I heard another kind of raised voice calling after me, a woman’s voice, my friend. But I had the sense she wouldn’t be pleased about the biting—you really weren’t supposed to bite, which was unfair, since they had hands and we didn’t.
I ran on, guided by some internal compass, irresistibly drawn toward the magnetic pull of Northside.
SIXTEEN
For a long time I ran, giddy with my own strength and speed as I galloped full tilt through the woods without tripping or stumbling. The pads of my paws told me everything I needed to know about where to place my weight, and even though my distance vision was vague, my peripheral sight took in everything I needed to know about the woods around me.
I paused at the tree line, just above a road, cocking my ears to make sure no car was hurtling toward me. Satisfied, I gave a massive leap that nearly carried me across to the other side and then scrambled up the slight embankment there. Above me, an owl hooted in a tree, one night predator acknowledging another.

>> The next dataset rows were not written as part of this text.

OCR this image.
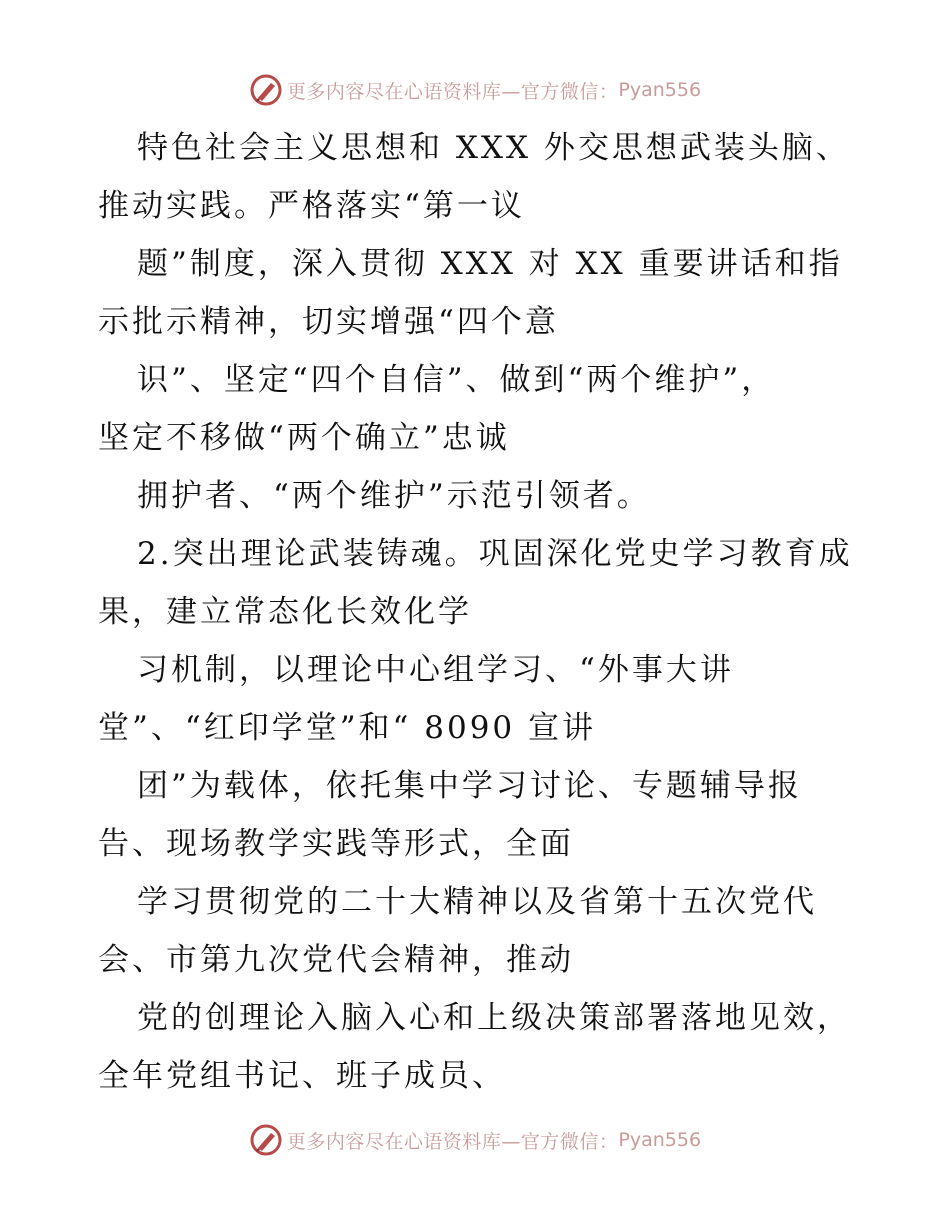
更多内容尽在心语资料库—官方微信： Pyan556
特色社会主义思想和 XXX 外交思想武装头脑、
推动实践。严格落实“第一议
题”制度，深入贯彻 XXX 对 XX 重要讲话和指
示批示精神，切实增强“四个意
识”、坚定“四个自信”、做到“两个维护”，
坚定不移做“两个确立”忠诚
拥护者、“两个维护”示范引领者。
2.突出理论武装铸魂。巩固深化党史学习教育成
果，建立常态化长效化学
习机制，以理论中心组学习、“外事大讲
堂”、“红印学堂”和“ 8090 宣讲
团”为载体，依托集中学习讨论、专题辅导报
告、现场教学实践等形式，全面
学习贯彻党的二十大精神以及省第十五次党代
会、市第九次党代会精神，推动
党的创理论入脑入心和上级决策部署落地见效，
全年党组书记、班子成员、
更多内容尽在心语资料库—官方微信： Pyan556
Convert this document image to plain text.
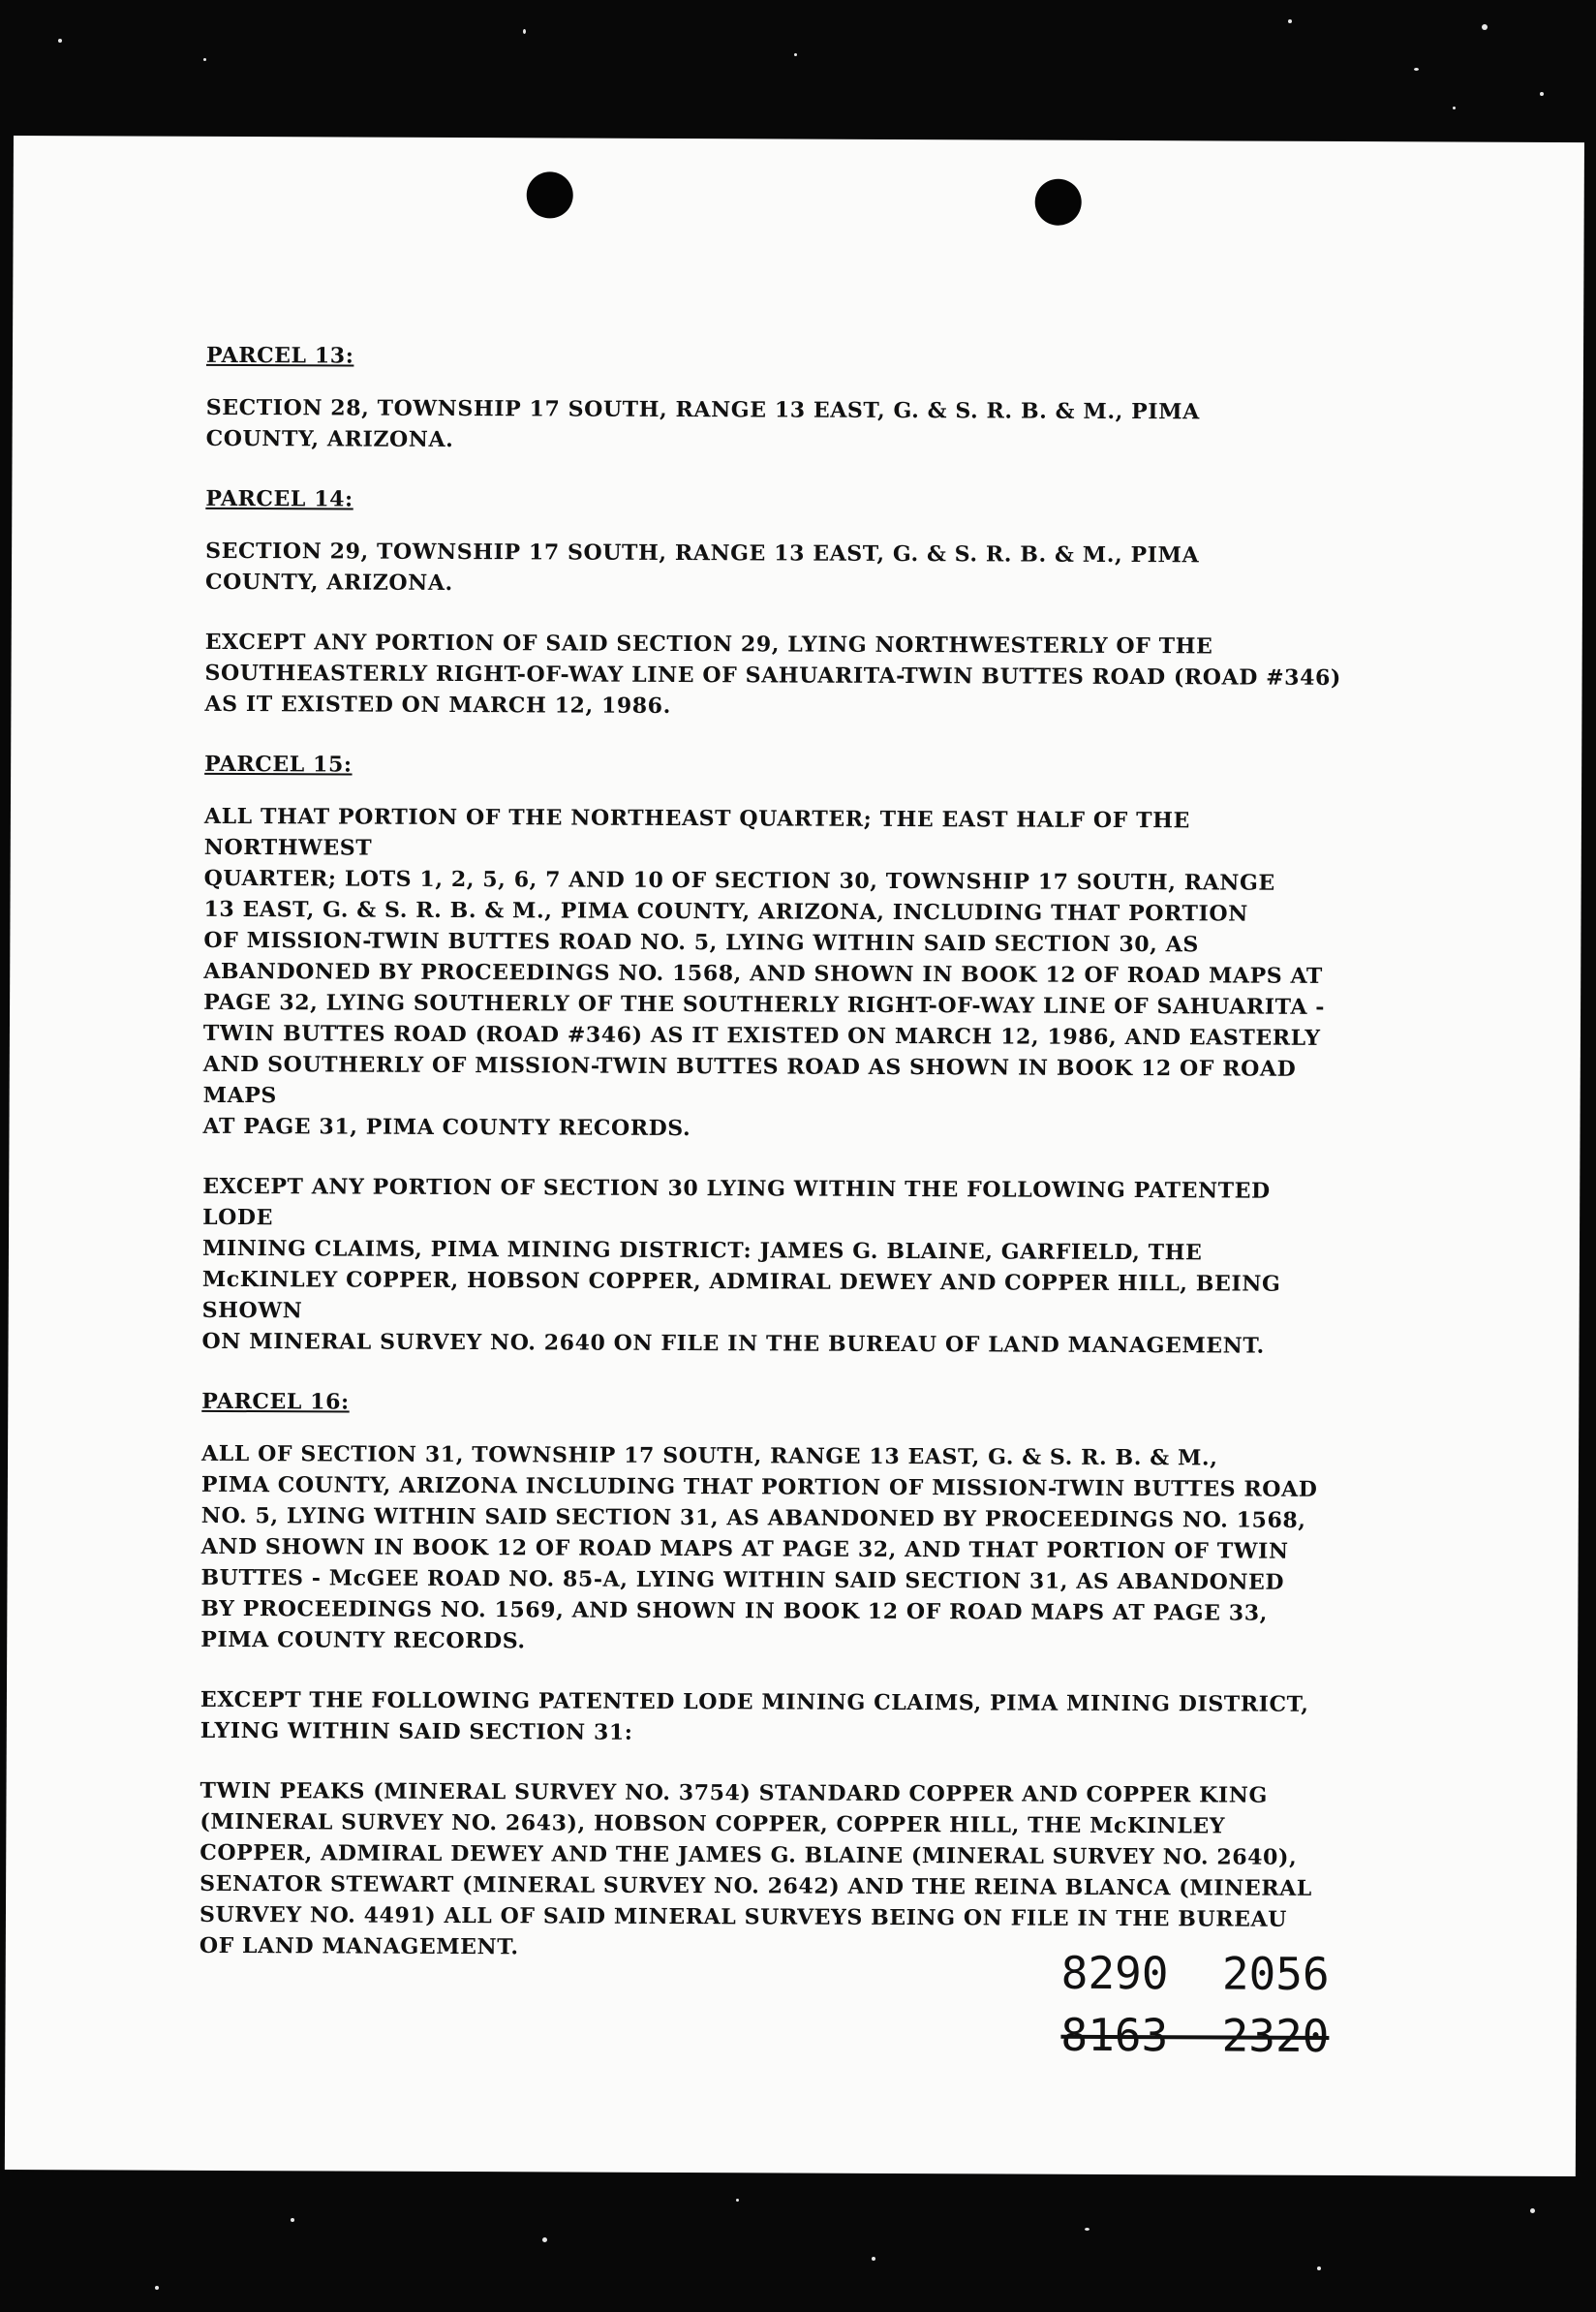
PARCEL 13:
SECTION 28, TOWNSHIP 17 SOUTH, RANGE 13 EAST, G. & S. R. B. & M., PIMA
COUNTY, ARIZONA.
PARCEL 14:
SECTION 29, TOWNSHIP 17 SOUTH, RANGE 13 EAST, G. & S. R. B. & M., PIMA
COUNTY, ARIZONA.
EXCEPT ANY PORTION OF SAID SECTION 29, LYING NORTHWESTERLY OF THE
SOUTHEASTERLY RIGHT-OF-WAY LINE OF SAHUARITA-TWIN BUTTES ROAD (ROAD #346)
AS IT EXISTED ON MARCH 12, 1986.
PARCEL 15:
ALL THAT PORTION OF THE NORTHEAST QUARTER; THE EAST HALF OF THE NORTHWEST
QUARTER; LOTS 1, 2, 5, 6, 7 AND 10 OF SECTION 30, TOWNSHIP 17 SOUTH, RANGE
13 EAST, G. & S. R. B. & M., PIMA COUNTY, ARIZONA, INCLUDING THAT PORTION
OF MISSION-TWIN BUTTES ROAD NO. 5, LYING WITHIN SAID SECTION 30, AS
ABANDONED BY PROCEEDINGS NO. 1568, AND SHOWN IN BOOK 12 OF ROAD MAPS AT
PAGE 32, LYING SOUTHERLY OF THE SOUTHERLY RIGHT-OF-WAY LINE OF SAHUARITA -
TWIN BUTTES ROAD (ROAD #346) AS IT EXISTED ON MARCH 12, 1986, AND EASTERLY
AND SOUTHERLY OF MISSION-TWIN BUTTES ROAD AS SHOWN IN BOOK 12 OF ROAD MAPS
AT PAGE 31, PIMA COUNTY RECORDS.
EXCEPT ANY PORTION OF SECTION 30 LYING WITHIN THE FOLLOWING PATENTED LODE
MINING CLAIMS, PIMA MINING DISTRICT: JAMES G. BLAINE, GARFIELD, THE
McKINLEY COPPER, HOBSON COPPER, ADMIRAL DEWEY AND COPPER HILL, BEING SHOWN
ON MINERAL SURVEY NO. 2640 ON FILE IN THE BUREAU OF LAND MANAGEMENT.
PARCEL 16:
ALL OF SECTION 31, TOWNSHIP 17 SOUTH, RANGE 13 EAST, G. & S. R. B. & M.,
PIMA COUNTY, ARIZONA INCLUDING THAT PORTION OF MISSION-TWIN BUTTES ROAD
NO. 5, LYING WITHIN SAID SECTION 31, AS ABANDONED BY PROCEEDINGS NO. 1568,
AND SHOWN IN BOOK 12 OF ROAD MAPS AT PAGE 32, AND THAT PORTION OF TWIN
BUTTES - McGEE ROAD NO. 85-A, LYING WITHIN SAID SECTION 31, AS ABANDONED
BY PROCEEDINGS NO. 1569, AND SHOWN IN BOOK 12 OF ROAD MAPS AT PAGE 33,
PIMA COUNTY RECORDS.
EXCEPT THE FOLLOWING PATENTED LODE MINING CLAIMS, PIMA MINING DISTRICT,
LYING WITHIN SAID SECTION 31:
TWIN PEAKS (MINERAL SURVEY NO. 3754) STANDARD COPPER AND COPPER KING
(MINERAL SURVEY NO. 2643), HOBSON COPPER, COPPER HILL, THE McKINLEY
COPPER, ADMIRAL DEWEY AND THE JAMES G. BLAINE (MINERAL SURVEY NO. 2640),
SENATOR STEWART (MINERAL SURVEY NO. 2642) AND THE REINA BLANCA (MINERAL
SURVEY NO. 4491) ALL OF SAID MINERAL SURVEYS BEING ON FILE IN THE BUREAU
OF LAND MANAGEMENT.
8290  2056
8163  2320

I didn’t stop to question how I knew where I was going. I was being pulled north by some urge that guided my steps and kept me quickening my pace. Given a little
practice, I could have run all night without tiring. But this was new to me, and after a while, I began to break from my easy rhythm. I had no sense of how much time had passed or how much distance I had covered, but the pads of my paws were sore, and I was loping unsteadily along the side of the road when I heard the sound of a car slowing down. It was one of those cars with flashing lights—a police car, I remembered. Lifting my head, I froze when the car stopped and a man got out. He shone a flashlight over the woods, and I tensed, about to make a break for it.
“Wait.”
I hesitated, because the voice was familiar, and had pleasant associations. Friend. Not pack, but not completely alien, either. As the man came into view, however, he was not exactly a sight to reassure the wary. Nearly seven feet tall, with a hawklike nose and eyes hidden by the brim of his Stetson hat, the sheriff of Northside stood as still as a statue, assessing the situation. “You’re from Northside.” It wasn’t a question.
I took a hesitant step forward, whining a little in the back of my throat. Emmet—that was his name, I remembered—knelt down, reaching into the inside breast pocket of his uniform jacket.
“Hungry?” His voice was a low rumble, a baritone so deep that it was hard to understand him. He held out the beef jerky and I advanced, eyeing him warily. “It’s okay, fella—or are you a girl?”
I lunged for the jerky, and Emmet didn’t try to stop me. Safely out of his long arm’s reach, I gobbled up the meat, then licked my chops.
“You Red’s girl?” I stared at him, shocked that he could recognize me in this form, and then Emmet tilted his hat back and I caught a glimpse of the arcane symbols carved into his forehead. “Thought so.” He seemed to think things over, then pulled his hat back down. “I will not punish you for what you did to that boy back there.”
I growled at that, and began to back up.
“Got a call in over the car radio about a wolf attack,” Emmet said casually. “Wondered if it might be Magda or your ex.”